Universal Prediction of Selected Bits
Many learning tasks can be viewed as sequence prediction problems. For example, online classification can be converted to sequence prediction with the sequence being pairs of input/target data and where the goal is to correctly predict the target data given input data and previous input/target pairs. Solomonoff induction is known to solve the general sequence prediction problem, but only if the entire sequence is sampled from a computable distribution. In the case of classification and discriminative learning though, only the targets need be structured (given the inputs). We show that the normalised version of Solomonoff induction can still be used in this case, and more generally that it can detect any recursive sub-pattern (regularity) within an otherwise completely unstructured sequence. It is also shown that the unnormalised version can fail to predict very simple recursive sub-patterns.
💡 Research Summary
The paper investigates the predictive capabilities of Solomonoff induction when only a subset of bits in a binary sequence follows a computable pattern, while the rest of the sequence may be completely unstructured. Classical results guarantee that the universal a‑priori semimeasure M converges to the true distribution only when the entire sequence is generated by a computable probability measure. In many learning scenarios, however, only the target variable (e.g., class labels) exhibits regularity, whereas the input data may be arbitrary. The authors therefore focus on the “selected bits” problem: can a predictor infer the regular bits without any assumptions on the remaining bits?
The paper first reviews the necessary formalism: binary strings, semimeasures, monotone and prefix Turing machines, the universal monotone machine U_M, and the associated universal semimeasure M. Because M is defective (M(x) > M(x0)+M(x1)), it does not sum to one and consequently assigns a non‑zero probability that the sequence terminates. Solomonoff’s original solution is to normalise M, yielding a proper probability measure M_norm defined by
M_norm(y₁…yₙ | y₁…yₙ₋₁) = M(y₁…yₙ) / (M(y₁…yₙ₋₁0)+M(y₁…yₙ₋₁1)).

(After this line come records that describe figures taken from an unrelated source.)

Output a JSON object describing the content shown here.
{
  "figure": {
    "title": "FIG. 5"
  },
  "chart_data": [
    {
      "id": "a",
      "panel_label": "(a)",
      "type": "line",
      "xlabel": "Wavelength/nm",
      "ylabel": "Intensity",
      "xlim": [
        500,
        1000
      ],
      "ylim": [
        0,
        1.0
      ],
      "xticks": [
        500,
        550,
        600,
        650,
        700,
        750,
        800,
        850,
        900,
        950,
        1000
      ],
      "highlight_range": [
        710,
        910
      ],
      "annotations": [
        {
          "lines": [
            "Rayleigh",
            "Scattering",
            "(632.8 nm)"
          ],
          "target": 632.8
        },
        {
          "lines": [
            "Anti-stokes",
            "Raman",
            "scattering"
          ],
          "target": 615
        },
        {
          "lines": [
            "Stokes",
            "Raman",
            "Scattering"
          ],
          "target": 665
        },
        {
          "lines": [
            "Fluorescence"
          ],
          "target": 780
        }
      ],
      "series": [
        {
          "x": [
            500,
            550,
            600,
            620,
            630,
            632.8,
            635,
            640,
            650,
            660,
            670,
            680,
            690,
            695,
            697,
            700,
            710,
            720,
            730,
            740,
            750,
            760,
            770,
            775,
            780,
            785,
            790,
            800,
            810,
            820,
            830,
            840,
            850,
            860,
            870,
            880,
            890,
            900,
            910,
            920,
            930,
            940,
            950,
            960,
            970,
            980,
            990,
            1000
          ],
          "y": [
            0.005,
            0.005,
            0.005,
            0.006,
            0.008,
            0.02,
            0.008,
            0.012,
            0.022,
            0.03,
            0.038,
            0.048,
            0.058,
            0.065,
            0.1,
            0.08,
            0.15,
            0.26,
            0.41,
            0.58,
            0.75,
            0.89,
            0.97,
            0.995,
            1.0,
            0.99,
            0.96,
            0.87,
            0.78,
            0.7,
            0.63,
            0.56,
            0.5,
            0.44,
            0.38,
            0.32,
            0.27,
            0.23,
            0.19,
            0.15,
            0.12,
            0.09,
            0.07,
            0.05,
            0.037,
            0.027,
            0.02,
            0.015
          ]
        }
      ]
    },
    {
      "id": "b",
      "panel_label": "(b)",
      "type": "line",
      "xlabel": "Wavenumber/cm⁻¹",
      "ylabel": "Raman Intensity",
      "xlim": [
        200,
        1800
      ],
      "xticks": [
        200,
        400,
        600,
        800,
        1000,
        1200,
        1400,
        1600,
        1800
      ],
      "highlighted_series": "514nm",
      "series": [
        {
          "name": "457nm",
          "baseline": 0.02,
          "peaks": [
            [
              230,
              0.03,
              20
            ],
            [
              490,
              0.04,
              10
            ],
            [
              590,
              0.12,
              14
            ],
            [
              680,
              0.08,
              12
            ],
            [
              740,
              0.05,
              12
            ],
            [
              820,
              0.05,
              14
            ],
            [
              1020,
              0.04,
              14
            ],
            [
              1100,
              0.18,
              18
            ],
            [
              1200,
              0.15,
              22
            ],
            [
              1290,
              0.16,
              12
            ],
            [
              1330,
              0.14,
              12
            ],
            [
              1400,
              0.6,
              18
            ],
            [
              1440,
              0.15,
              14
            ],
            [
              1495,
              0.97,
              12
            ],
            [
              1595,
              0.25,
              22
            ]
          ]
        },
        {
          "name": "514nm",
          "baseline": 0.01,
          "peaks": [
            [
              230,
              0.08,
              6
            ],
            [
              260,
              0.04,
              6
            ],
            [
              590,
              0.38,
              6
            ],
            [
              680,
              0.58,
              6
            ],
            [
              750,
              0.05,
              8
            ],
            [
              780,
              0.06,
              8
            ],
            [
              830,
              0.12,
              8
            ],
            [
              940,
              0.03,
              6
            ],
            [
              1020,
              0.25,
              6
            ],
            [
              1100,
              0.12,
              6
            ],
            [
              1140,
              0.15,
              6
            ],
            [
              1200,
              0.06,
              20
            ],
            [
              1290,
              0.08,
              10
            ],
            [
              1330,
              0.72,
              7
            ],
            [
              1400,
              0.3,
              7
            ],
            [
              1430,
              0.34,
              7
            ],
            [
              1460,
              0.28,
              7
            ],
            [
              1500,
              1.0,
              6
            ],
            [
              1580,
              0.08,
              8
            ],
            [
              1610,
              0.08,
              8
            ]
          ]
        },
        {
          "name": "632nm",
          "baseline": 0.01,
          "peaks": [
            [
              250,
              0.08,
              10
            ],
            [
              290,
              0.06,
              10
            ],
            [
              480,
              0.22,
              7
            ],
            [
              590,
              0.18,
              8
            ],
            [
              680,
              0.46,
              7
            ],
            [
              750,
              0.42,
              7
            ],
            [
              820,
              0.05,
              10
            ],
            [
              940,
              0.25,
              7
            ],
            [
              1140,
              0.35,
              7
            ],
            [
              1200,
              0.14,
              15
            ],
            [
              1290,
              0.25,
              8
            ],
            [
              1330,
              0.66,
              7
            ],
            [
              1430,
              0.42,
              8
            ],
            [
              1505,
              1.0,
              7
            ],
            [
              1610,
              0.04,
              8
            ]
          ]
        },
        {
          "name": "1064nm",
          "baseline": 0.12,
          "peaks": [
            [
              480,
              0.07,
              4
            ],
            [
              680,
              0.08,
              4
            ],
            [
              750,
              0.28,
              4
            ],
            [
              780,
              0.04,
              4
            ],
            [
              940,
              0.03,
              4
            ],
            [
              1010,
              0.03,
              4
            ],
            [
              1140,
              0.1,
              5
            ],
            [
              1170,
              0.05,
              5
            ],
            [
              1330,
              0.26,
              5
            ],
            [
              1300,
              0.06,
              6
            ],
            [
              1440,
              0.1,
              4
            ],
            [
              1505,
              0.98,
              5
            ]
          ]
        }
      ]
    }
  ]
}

The authors argue that this normalisation, often ignored in the literature, is crucial for the selected‑bits problem.
The central positive result is Theorem 10. Let f : B* → B∪{ε} be a total recursive function that, whenever it outputs a bit (i.e., f(ωn) ≠ ε), correctly predicts the next bit of an infinite binary sequence ω. Under these conditions, the normalized Solomonoff predictor M_norm eventually assigns probability 1 to the bits that f predicts. In other words, if there exists any computable rule that correctly predicts a subsequence of bits, M_norm will learn to predict exactly those bits with certainty. The proof constructs a new monotone machine L consisting of all programs from U_M that produce outputs consistent with f up to the first mistake. By carefully pruning L to a prefix‑free subset, the authors define an enumerable semi‑distribution P that is dominated by M. Using known relationships between the universal semimeasure M, the universal prefix measure m, and Kolmogorov complexity (Theorem 8), together with Lemma 9 (which states that m(ωn)/M(ωn) → 0 for any ω), they show that the conditional probability M_norm(¬ωₙ | ωn) tends to zero, implying convergence to the correct prediction.
The paper also presents a negative result: the unnormalised semimeasure M can fail to learn even the simplest recursive pattern. The authors exhibit a sequence where every even bit equals the preceding odd bit, while odd bits are arbitrary. In this case, M’s conditional probabilities for the even positions never converge to 1, demonstrating that normalisation is not a cosmetic detail but a substantive requirement for learning selected bits.
Theorem 11 sketches an extension to partial recursive predictors, showing that if a partial function f is defined on all prefixes of ω and correctly predicts the bits where it outputs a value, a similar convergence may hold. The full proof is left open, indicating a direction for future work.
Overall, the paper establishes that normalized Solomonoff induction is capable of detecting any computable sub‑pattern embedded in an otherwise arbitrary binary stream. This result bridges a gap between the theory of universal prediction and practical discriminative learning: even when the input distribution is non‑computable or highly complex, as long as the target output follows a computable rule, the normalized universal predictor will eventually learn it. The work also clarifies the role of normalisation, which had been largely ignored in prior analyses, and suggests that many existing impossibility results for Solomonoff induction may need to be revisited under the normalized framework.